Born on June 4, 1901 in Lubec, Maine, the daughter of Ira and Mabel (Myers) Scoville, Connie's father was the keeper and one of the original crew of the
Quoddy Head Life Saving Station in Lubec.
"Connie will be missed by us all," said Tim Harrison, president of the American Lighthouse Foundation.
"She was an inspiration to everyone in the
lighthouse movement," said Harrison, who continued, "She was a warm
and genuine person who never hesitated to share her memories and
stories of lighthouse living from the days of yesteryear."
Connie's husband, Elson, was no stranger to the Maine coast. His father, Fred Small, served with the U.S. Life-Saving Service on the coast of Maine with
one of his longer tenures at Cross Island Life Saving Station.
Although Elson did not follow his father's footsteps, he came close.
He joined the United States Lighthouse Service, the sister
organization of the Life-Saving Service. With new bride Connie at his
side, Elson Small went on to serve as the lighthouse keeper at Lubec
Channel Lighthouse in Lubec from 1920-1922, Avery Rock Lighthouse in
Machias Bay from 1922-1926, Seguin Island Light at the mouth of the
Kennebec River, from 1926-1930, St. Croix River Lighthouse near
Calais from 1930-1948, and Portsmouth Light in New Hampshire from
1946-1948. It wasn't until she was 85, at the urging of others, Connie
wrote her highly successful book recounting the years at those
Although the book is
a great history tale of lighthouse life in the early to mid 1900's,
it's also one of the greatest lighthouse love stories ever told, said
Harrison, who went on to say that he recommends the book to anyone
interested in learning about lighthouse life on the New England coast.
In 2001, the American Lighthouse Foundation honored Connie with a big birthday bash for her 100th birthday. Escorted by uniformed Coast Guard personnel
and brought to the party in a limousine, Connie said at the time that
the gigantic party was one of the highlights of her life.

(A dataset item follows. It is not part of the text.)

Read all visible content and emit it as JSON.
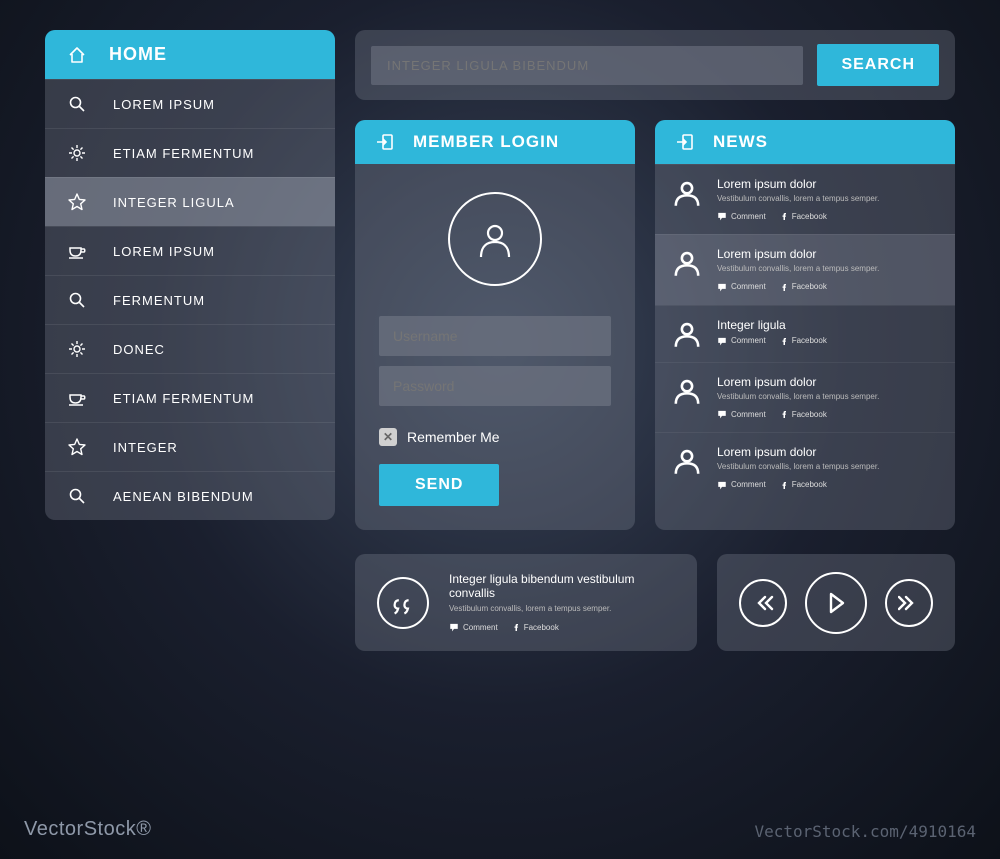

In the past several years, Connie had been interviewed by dozens of reporters and had appeared in a number of film documentaries about lighthouses and
lighthouse life. One of her favorite places to visit was the Museum of Lighthouse History in Wells, where she loved to chat with the visitors
and autograph her book.
Connie's memories included meeting the first Flying Santa of the Lighthouses, Bill Wincapaw and then meeting his grandson this past December at
Portsmouth Harbor Light, when the modern day Flying Santa of the Lighthouses visited the Coast Guard personnel at the station where
Connie and her husband last served.
Connie often recounted the story of her first visit with her husband to the Lubec Channel Light, which is a spark plug style lighthouse in Lubec Channel
and totally surrounded by water. That first visit was at low tide. Connie took one look at the thirty feet of black iron and said her
heart went down to her toes. Being afraid of heights she told her husband,
"I can never climb up there." He replied, "Sure you can, l'll
be right behind you." He then continued by saying, "Just look up and never look down", which then became the motto of Connie's life.
The funeral was held Friday, January 28th at 11am at the First Congregational Church, on State Road in Elliot, Maine.
Her family has requested that donations in her memory be made to the American Lighthouse Foundation, P.O. Box 889, Wells, Maine 04090.